Modelling his personal jersey carrying his unique player number signifying the world-record BAC he recorded while on the 2015 JDG tour of Europe, Gant said he could not see any problem with its design.
“It’s a one-off design especially for the match as a form of tactical psychology against the Perth Prostates,” Gant explained.
“Given the higher than usual fatality rate for Brisbane-v-Perth games I thought I’d try to ‘psych out’ the Prostates with a jersey that makes no secret of what we intend to do with their bodies when we drag them off the field.
“Strictly speaking JDG rules do not explicitly outlaw necrophilia so it’s winner takes all in that regard until the rules are changed, and we intend to take full advantage of that on Thursday.

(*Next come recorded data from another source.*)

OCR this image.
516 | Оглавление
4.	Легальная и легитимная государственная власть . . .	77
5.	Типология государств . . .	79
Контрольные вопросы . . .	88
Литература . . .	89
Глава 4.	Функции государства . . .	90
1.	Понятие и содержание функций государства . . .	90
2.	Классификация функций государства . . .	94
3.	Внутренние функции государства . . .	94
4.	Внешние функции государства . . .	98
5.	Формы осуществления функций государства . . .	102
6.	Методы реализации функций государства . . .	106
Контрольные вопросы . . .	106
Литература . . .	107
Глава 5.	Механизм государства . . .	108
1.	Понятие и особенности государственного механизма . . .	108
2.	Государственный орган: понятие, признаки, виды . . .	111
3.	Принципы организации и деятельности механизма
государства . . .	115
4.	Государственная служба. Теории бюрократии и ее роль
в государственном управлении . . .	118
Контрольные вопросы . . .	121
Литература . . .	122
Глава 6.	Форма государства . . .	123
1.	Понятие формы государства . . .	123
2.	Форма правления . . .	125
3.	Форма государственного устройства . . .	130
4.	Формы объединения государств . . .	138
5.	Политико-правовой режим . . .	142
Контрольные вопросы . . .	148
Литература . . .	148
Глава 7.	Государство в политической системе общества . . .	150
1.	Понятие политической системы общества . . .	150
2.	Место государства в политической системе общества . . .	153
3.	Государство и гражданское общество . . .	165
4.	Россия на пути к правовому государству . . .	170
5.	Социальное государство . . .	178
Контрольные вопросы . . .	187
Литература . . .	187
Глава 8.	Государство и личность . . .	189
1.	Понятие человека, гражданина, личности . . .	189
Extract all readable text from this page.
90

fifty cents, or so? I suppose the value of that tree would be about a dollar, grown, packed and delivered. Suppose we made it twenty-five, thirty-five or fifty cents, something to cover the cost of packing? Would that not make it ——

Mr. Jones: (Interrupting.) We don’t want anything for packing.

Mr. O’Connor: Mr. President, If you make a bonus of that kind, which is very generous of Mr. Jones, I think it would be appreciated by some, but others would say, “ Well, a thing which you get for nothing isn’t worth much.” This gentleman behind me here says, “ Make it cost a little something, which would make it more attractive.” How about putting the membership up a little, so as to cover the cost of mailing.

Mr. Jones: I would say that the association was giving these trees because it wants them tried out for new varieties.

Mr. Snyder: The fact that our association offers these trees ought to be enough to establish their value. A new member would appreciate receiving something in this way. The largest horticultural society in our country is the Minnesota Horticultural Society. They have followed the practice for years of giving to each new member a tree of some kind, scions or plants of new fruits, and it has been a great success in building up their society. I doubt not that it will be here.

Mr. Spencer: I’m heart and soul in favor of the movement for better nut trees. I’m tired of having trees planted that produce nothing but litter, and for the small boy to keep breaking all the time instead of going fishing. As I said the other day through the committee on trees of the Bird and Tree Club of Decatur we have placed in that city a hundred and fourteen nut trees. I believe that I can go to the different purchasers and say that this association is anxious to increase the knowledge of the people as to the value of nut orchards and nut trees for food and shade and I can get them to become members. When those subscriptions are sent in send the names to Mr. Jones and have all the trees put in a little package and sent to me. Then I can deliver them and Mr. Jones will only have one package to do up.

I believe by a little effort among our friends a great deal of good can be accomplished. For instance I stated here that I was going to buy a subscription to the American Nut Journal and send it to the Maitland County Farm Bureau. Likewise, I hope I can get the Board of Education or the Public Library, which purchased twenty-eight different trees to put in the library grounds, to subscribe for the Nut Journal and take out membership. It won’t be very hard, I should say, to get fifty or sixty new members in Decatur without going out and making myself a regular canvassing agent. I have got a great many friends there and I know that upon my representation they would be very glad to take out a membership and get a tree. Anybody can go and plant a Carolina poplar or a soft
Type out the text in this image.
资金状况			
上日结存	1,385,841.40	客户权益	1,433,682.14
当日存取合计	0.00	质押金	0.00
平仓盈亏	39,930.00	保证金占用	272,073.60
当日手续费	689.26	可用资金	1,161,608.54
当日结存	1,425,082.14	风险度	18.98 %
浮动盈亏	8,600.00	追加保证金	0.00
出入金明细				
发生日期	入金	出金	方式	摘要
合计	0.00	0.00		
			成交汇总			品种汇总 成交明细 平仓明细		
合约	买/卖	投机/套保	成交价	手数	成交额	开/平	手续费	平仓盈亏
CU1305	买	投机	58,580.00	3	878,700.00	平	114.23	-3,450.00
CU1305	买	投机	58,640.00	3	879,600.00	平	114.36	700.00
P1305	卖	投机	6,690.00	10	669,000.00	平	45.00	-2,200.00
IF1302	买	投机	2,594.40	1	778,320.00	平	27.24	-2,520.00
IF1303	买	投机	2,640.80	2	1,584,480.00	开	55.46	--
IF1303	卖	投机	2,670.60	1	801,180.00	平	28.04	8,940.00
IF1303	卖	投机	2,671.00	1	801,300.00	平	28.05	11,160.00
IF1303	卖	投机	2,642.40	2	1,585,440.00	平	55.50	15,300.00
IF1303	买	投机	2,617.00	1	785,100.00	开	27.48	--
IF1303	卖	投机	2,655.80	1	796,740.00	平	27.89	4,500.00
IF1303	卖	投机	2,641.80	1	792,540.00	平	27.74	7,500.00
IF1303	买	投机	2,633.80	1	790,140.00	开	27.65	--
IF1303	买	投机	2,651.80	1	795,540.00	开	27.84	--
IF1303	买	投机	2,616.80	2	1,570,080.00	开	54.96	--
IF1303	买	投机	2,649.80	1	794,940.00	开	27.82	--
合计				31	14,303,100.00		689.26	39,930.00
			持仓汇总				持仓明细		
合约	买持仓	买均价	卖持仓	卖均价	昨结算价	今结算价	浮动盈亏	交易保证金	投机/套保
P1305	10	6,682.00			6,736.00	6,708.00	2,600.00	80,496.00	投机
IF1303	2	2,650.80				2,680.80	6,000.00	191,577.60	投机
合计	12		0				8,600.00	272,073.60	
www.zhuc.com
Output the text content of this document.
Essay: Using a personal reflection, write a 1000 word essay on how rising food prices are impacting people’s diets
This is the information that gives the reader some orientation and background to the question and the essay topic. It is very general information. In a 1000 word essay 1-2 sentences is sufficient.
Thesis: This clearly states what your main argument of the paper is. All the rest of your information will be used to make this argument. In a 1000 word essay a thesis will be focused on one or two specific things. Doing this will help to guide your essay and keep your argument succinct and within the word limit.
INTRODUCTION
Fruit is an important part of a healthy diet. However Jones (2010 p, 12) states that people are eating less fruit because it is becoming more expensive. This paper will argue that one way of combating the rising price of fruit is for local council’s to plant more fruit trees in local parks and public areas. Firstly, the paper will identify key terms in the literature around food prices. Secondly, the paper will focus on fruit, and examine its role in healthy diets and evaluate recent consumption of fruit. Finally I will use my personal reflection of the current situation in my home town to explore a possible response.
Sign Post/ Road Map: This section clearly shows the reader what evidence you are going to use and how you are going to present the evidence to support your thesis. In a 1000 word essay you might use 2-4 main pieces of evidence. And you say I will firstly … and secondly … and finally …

“I know a handful of the Bolts boys may not want to indulge in that sort of celebration for religious reasons but that shouldn’t stop the rest of us having a bit of fun before we formally hand the bodies over.”
When confronted by reporters after midnight following a lunch at an illegal brothel in inner Brisbane, the long-serving CEO of the Brisbane Bolts, Terry Verandah, said the jersey controversy was “a fucking tea in a storm cup, or something like that”.
“You vomitus reptiles in the media should go fuck yourselves with a rabid penguin, and I can help in that regard,” he said while smashing a beer bottle against a wall and lunging with it at reporters.
“Now get out of my way you bleeding prolapsed arseholes. I have to go and buy some meth,” a clearly already intoxicated Verandah said before unlocking his car and sitting in the back seat searching for the steering wheel.
When contacted, head coach of the Bolts, Jack Saunders, dismissed concerns about players refusing to don the jerseys.
“It’s just a bit of high-jinks,” he said. “Just some good natured horseplay.”
The club’s honorary solicitor Dicky Shearman said his current parole conditions prevented him from commenting on the controversy.